The scatterplot shows the number of borrowers and the total amount of funding in USD per borrower group. Based on the assumption that the company's revenue is a derivative of both the number of investments as well as their individual amount (the more investments, the higher their revenue and the higher the funding, the higher the revenue), the optimal point on the scatterplot is the far upper right corner. Borrower types in this corner not only place many investment requests on their website but also their individual investment amount was high.

As can be seen in the scatterplot the borrower category with the by far highest funding amount and the highest amount of borrowers is the category ' individual female'. In contrast the the lowest funding amount and the highest amount of borrowers is the category ' large male group female'. This supports the company's claim that one of their target borrower groups is female owned businesses.

It can also be observed that individuals are the most common borrowers group and also receive the highest chunk of the overall funding. Moreover, based on their position in the scatterplot it seems that on average male individuals receive more funding than individual women. 

Additionally, the average funded amount for large mixed and large female groups seems to be the highest.

To summarize

- individuals are the company's largest customer group
- most borrowers are female
- average funded sum (defined as the amount funded divided by number of borrowers) is highest for large female and large mixed groups. 

Based on the correlation table, displayed above, it can be derived that on average large mixed and large female groups also apply for the highest loans.



If desired, there seems to be some more room for expansion for investments of male borrowers. For instance, if the company does not plan to expand their market geographically any further, the company could expand in regions where there are already borrowers present by targeting male borrowers and encouraging them to place an investment on their platform.

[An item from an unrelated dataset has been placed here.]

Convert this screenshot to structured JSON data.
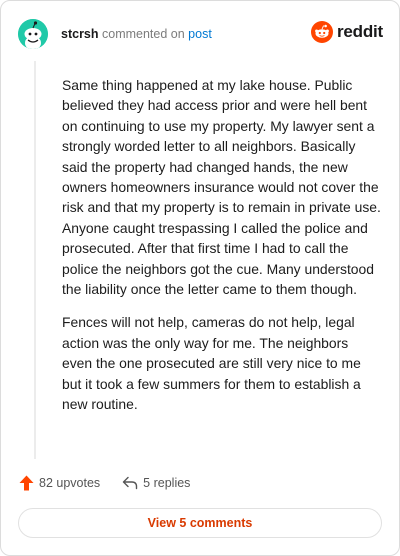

However, to assess if this is an advisable step, next the funding success rate per gender category will be analyzed. If men have a lower funding rate (funding amount / loan amount) as women, it might be not advisable to include more male owned businesses on the platform as the current overall funding rate needs to be maintained, or if possible, increased in order to stay attractive for new borrowers.

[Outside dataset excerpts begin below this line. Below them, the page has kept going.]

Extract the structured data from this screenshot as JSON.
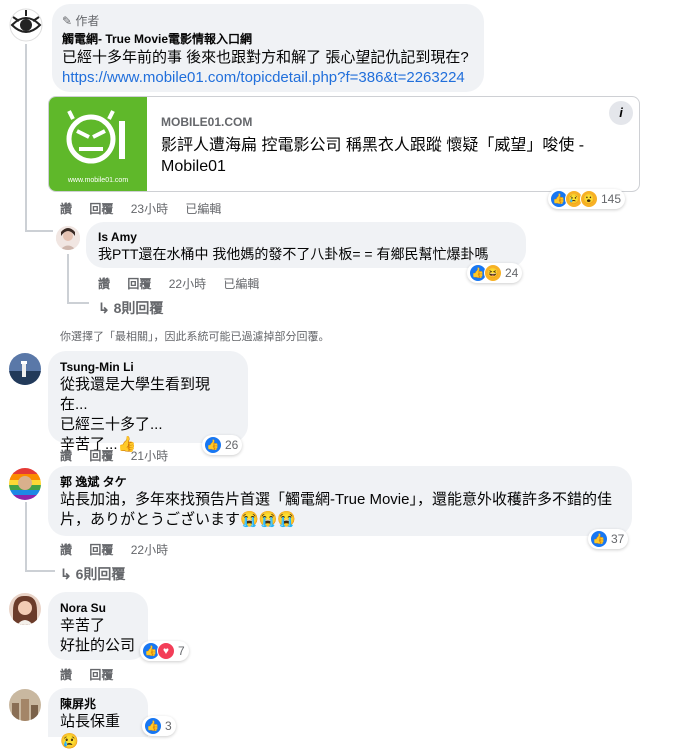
{
  "comments": [
    {
      "author_badge": "作者",
      "author": "觸電網- True Movie電影情報入口網",
      "text": "已經十多年前的事 後來也跟對方和解了 張心望記仇記到現在?",
      "link": "https://www.mobile01.com/topicdetail.php?f=386&t=2263224",
      "preview": {
        "domain": "MOBILE01.COM",
        "title": "影評人遭海扁 控電影公司 稱黑衣人跟蹤 懷疑「威望」唆使 - Mobile01",
        "logo_caption": "www.mobile01.com",
        "info": "i"
      },
      "actions": [
        "讚",
        "回覆",
        "23小時",
        "已編輯"
      ],
      "reactions": [
        "like",
        "sad",
        "wow"
      ],
      "reaction_count": "145"
    },
    {
      "author": "Is Amy",
      "text": "我PTT還在水桶中 我他媽的發不了八卦板= = 有鄉民幫忙爆卦嗎",
      "actions": [
        "讚",
        "回覆",
        "22小時",
        "已編輯"
      ],
      "reactions": [
        "like",
        "haha"
      ],
      "reaction_count": "24"
    },
    {
      "author": "Tsung-Min Li",
      "text": "從我還是大學生看到現在...\n已經三十多了...\n辛苦了...👍",
      "actions": [
        "讚",
        "回覆",
        "21小時"
      ],
      "reactions": [
        "like"
      ],
      "reaction_count": "26"
    },
    {
      "author": "郭 逸斌 タケ",
      "text": "站長加油，多年來找預告片首選「觸電網-True Movie」，還能意外收穫許多不錯的佳片，ありがとうございます😭😭😭",
      "actions": [
        "讚",
        "回覆",
        "22小時"
      ],
      "reactions": [
        "like"
      ],
      "reaction_count": "37"
    },
    {
      "author": "Nora Su",
      "text": "辛苦了\n好扯的公司",
      "reactions": [
        "like",
        "heart"
      ],
      "reaction_count": "7"
    },
    {
      "author": "陳屏兆",
      "text": "站長保重😢",
      "reactions": [
        "like"
      ],
      "reaction_count": "3"
    }
  ],
  "view_replies": [
    "8則回覆",
    "6則回覆"
  ],
  "filter_notice": "你選擇了「最相關」，因此系統可能已過濾掉部分回覆。",
  "colors": {
    "accent": "#1877f2",
    "bubble": "#f0f2f5",
    "link": "#216fdb",
    "logo_green": "#5fb82a"
  }
}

### Is there a difference in funding rate between borrower types?

To assess if there is a difference between the funding rate between men and women, their funding rate will be normalized / shown per borrower type as a percentage of the overall funded and loan amount. Normalizing the data is necessary as the number of female borrowers exceeds the number of male borrowers by far.

In [12]:
#prepare the data

df_funding_borrower_stacked = df.groupby(['borrower_type', 'funding_status'
                                          ]).size().reset_index()

df_funding_borrower_stacked['Percentage'] = df.groupby(['borrower_type', 'funding_status'
]).size().groupby(level=0).apply(lambda x: 100 * x / float(x.sum())).values

df_funding_borrower_stacked.columns = ['borrower_type', 'funding_status', 
                                       'Counts', 'Percentage']

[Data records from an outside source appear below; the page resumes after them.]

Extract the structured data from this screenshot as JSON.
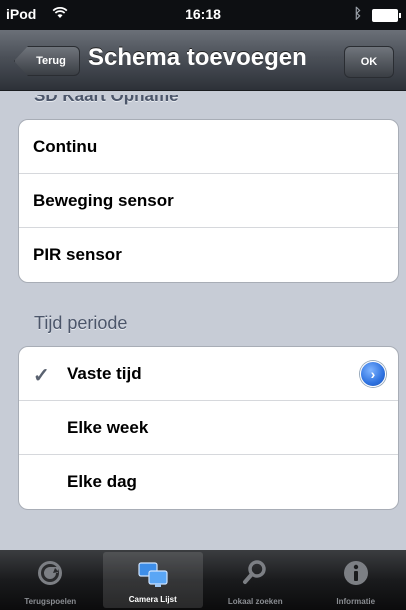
{
  "status_bar": {
    "carrier": "iPod",
    "time": "16:18"
  },
  "nav": {
    "back_label": "Terug",
    "title": "Schema toevoegen",
    "ok_label": "OK"
  },
  "recording_section": {
    "header": "SD Kaart Opname",
    "items": [
      {
        "label": "Continu"
      },
      {
        "label": "Beweging sensor"
      },
      {
        "label": "PIR sensor"
      }
    ]
  },
  "time_section": {
    "header": "Tijd periode",
    "items": [
      {
        "label": "Vaste tijd",
        "checked": true,
        "disclosure": true
      },
      {
        "label": "Elke week"
      },
      {
        "label": "Elke dag"
      }
    ]
  },
  "tabbar": {
    "items": [
      {
        "label": "Terugspoelen",
        "icon": "playback-icon"
      },
      {
        "label": "Camera Lijst",
        "icon": "camera-list-icon",
        "active": true
      },
      {
        "label": "Lokaal zoeken",
        "icon": "search-icon"
      },
      {
        "label": "Informatie",
        "icon": "info-icon"
      }
    ]
  },
  "colors": {
    "accent": "#2e72e0",
    "nav_bg": "#4b5058",
    "page_bg": "#c7ccd6",
    "section_header": "#4c566a"
  }
}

df_funding_borrower_stacked['Percentage'] = round(df_funding_borrower_stacked['Percentage'].astype(float), 2)


Not prepending group keys to the result index of transform-like apply. In the future, the group keys will be included in the index, regardless of whether the applied function returns a like-indexed object.
To preserve the previous behavior, use

	>>> .groupby(..., group_keys=False)


	>>> .groupby(..., group_keys=True)



In [13]:
# sort values

df_funding_borrower_stacked.sort_values('Percentage',ascending=False, inplace=True)

In [14]:
#define bar plot

borrower_type_bar = px.bar(
    df_funding_borrower_stacked,
    x='borrower_type',
    y='Percentage',
    color='funding_status',
    barmode='stack',
    color_discrete_map={
        'fully funded': 'darkseagreen',
        'not funded': 'salmon',
        'up to 20% funded': 'peachpuff',
        '>20% funded': 'moccasin',
        '>40% funded': 'palegoldenrod',
        '>60% funded': 'darkkhaki',
        '>80% funded': 'olivedrab',
        'overfunded': 'darkolivegreen'
    },
    text=df_funding_borrower_stacked['Percentage'].astype(str) + '%',
    custom_data=df_funding_borrower_stacked[[
        'borrower_type', 'Percentage', 'funding_status'
    ]],
    title='Overview of funding status',
    labels={'funding_status': 'loan status'})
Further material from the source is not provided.